Resident doctors in Internal Medicine Faculty and General Medical Practice from accredited residency programmes from all over Nigeria were surveyed to investigate the existence of variation in the technique of clinical examination. Using a 10 item self administered questionnaire, the doctors were required to answer questions to test knowledge and skill of examining the jugular venous pressure. Data from 70 Internal Medicine (IMR) and 30 General Medical Practice Residents (GMP) were analysed. For both groups, years of post medical graduation and period spent in residency programme were comparable. On methodology of examination of JVP, there was significant inter- and intra group variation. Sixty per cent (60%) of IMR and only 10% of family practice doctors will use the internal jugular vein alone for assessment, whilst a comparable proportion (30% of IMR and 25% of GMP) will use both internal and external jugular veins. Whilst the sternal angle was the choice of reference point in the majority (87% of IMR versus 80% of GMP), the patient placement angle of 45 degrees was 93% for IMR and 100% for GMP. No respondent chose 60 degrees. Only 40% of both IMR and GMP will always use confirmatory maneuvers, especially the hepatojugular reflux. No GMP doctor and 25% of internal medicine will sometimes use posture and respiratory maneuvers to enhance their clinical decisions.

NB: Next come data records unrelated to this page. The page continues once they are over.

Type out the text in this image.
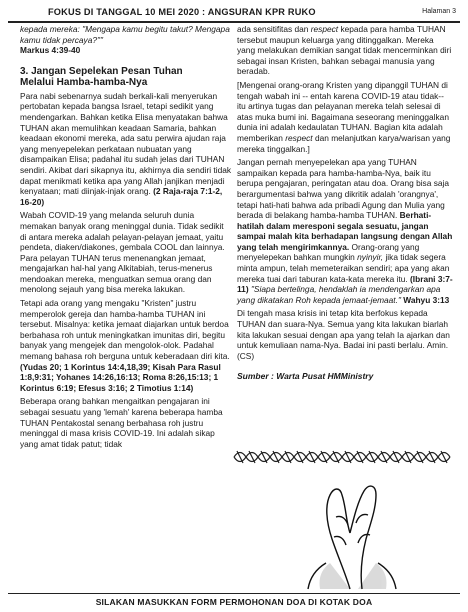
FOKUS DI TANGGAL 10 MEI 2020 : ANGSURAN KPR RUKO	Halaman 3

kepada mereka: "Mengapa kamu begitu takut? Mengapa kamu tidak percaya?""
Markus 4:39-40

3. Jangan Sepelekan Pesan Tuhan
Melalui Hamba-hamba-Nya

Para nabi sebenarnya sudah berkali-kali menyerukan pertobatan kepada bangsa Israel, tetapi sedikit yang mendengarkan. Bahkan ketika Elisa menyatakan bahwa TUHAN akan memulihkan keadaan Samaria, bahkan keadaan ekonomi mereka, ada satu perwira ajudan raja yang menyepelekan perkataan nubuatan yang disampaikan Elisa; padahal itu sudah jelas dari TUHAN sendiri. Akibat dari sikapnya itu, akhirnya dia sendiri tidak dapat menikmati ketika apa yang Allah janjikan menjadi kenyataan; mati diinjak-injak orang. (2 Raja-raja 7:1-2, 16-20)

Wabah COVID-19 yang melanda seluruh dunia memakan banyak orang meninggal dunia. Tidak sedikit di antara mereka adalah pelayan-pelayan jemaat, yaitu pendeta, diaken/diakones, gembala COOL dan lainnya. Para pelayan TUHAN terus menenangkan jemaat, mengajarkan hal-hal yang Alkitabiah, terus-menerus mendoakan mereka, menguatkan semua orang dan menolong sejauh yang bisa mereka lakukan.

Tetapi ada orang yang mengaku "Kristen" justru memperolok gereja dan hamba-hamba TUHAN ini tersebut. Misalnya: ketika jemaat diajarkan untuk berdoa berbahasa roh untuk meningkatkan imunitas diri, begitu banyak yang mengejek dan mengolok-olok. Padahal memang bahasa roh berguna untuk keberadaan diri kita. (Yudas 20; 1 Korintus 14:4,18,39; Kisah Para Rasul 1:8,9:31; Yohanes 14:26,16:13; Roma 8:26,15:13; 1 Korintus 6:19; Efesus 3:16; 2 Timotius 1:14)

Beberapa orang bahkan mengaitkan pengajaran ini sebagai sesuatu yang 'lemah' karena beberapa hamba TUHAN Pentakostal senang berbahasa roh justru meninggal di masa krisis COVID-19. Ini adalah sikap yang amat tidak patut; tidak

ada sensitifitas dan respect kepada para hamba TUHAN tersebut maupun keluarga yang ditinggalkan. Mereka yang melakukan demikian sangat tidak mencerminkan diri sebagai insan Kristen, bahkan sebagai manusia yang beradab.

[Mengenai orang-orang Kristen yang dipanggil TUHAN di tengah wabah ini -- entah karena COVID-19 atau tidak-- itu artinya tugas dan pelayanan mereka telah selesai di atas muka bumi ini. Bagaimana seseorang meninggalkan dunia ini adalah kedaulatan TUHAN. Bagian kita adalah memberikan respect dan melanjutkan karya/warisan yang mereka tinggalkan.]

Jangan pernah menyepelekan apa yang TUHAN sampaikan kepada para hamba-hamba-Nya, baik itu berupa pengajaran, peringatan atau doa. Orang bisa saja berargumentasi bahwa yang dikritik adalah 'orangnya', tetapi hati-hati bahwa ada pribadi Agung dan Mulia yang berada di belakang hamba-hamba TUHAN. Berhati-hatilah dalam meresponi segala sesuatu, jangan sampai malah kita berhadapan langsung dengan Allah yang telah mengirimkannya. Orang-orang yang menyelepekan bahkan mungkin nyinyir, jika tidak segera minta ampun, telah memeteraikan sendiri; apa yang akan mereka tuai dari taburan kata-kata mereka itu. (Ibrani 3:7-11) "Siapa bertelinga, hendaklah ia mendengarkan apa yang dikatakan Roh kepada jemaat-jemaat." Wahyu 3:13

Di tengah masa krisis ini tetap kita berfokus kepada TUHAN dan suara-Nya. Semua yang kita lakukan biarlah kita lakukan sesuai dengan apa yang telah Ia ajarkan dan untuk kemuliaan nama-Nya. Badai ini pasti berlalu. Amin. (CS)

Sumber : Warta Pusat HMMinistry

SILAKAN MASUKKAN FORM PERMOHONAN DOA DI KOTAK DOA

Only 33% IMR and 40% of GMP indicated a correct value and/or unit of measurement for normal jugular venous pressure (JVP). Comparing the internal medicine and General Medical Practice Residents, there was marked inter- and intra-group variation, with more variation noted amongst the IMR. Most importantly, less than 50% of residents knew the correct value of an abnormal JVP. This variability of methodology and poor knowledge will impact on performance in the residency programme, patient care and medical education.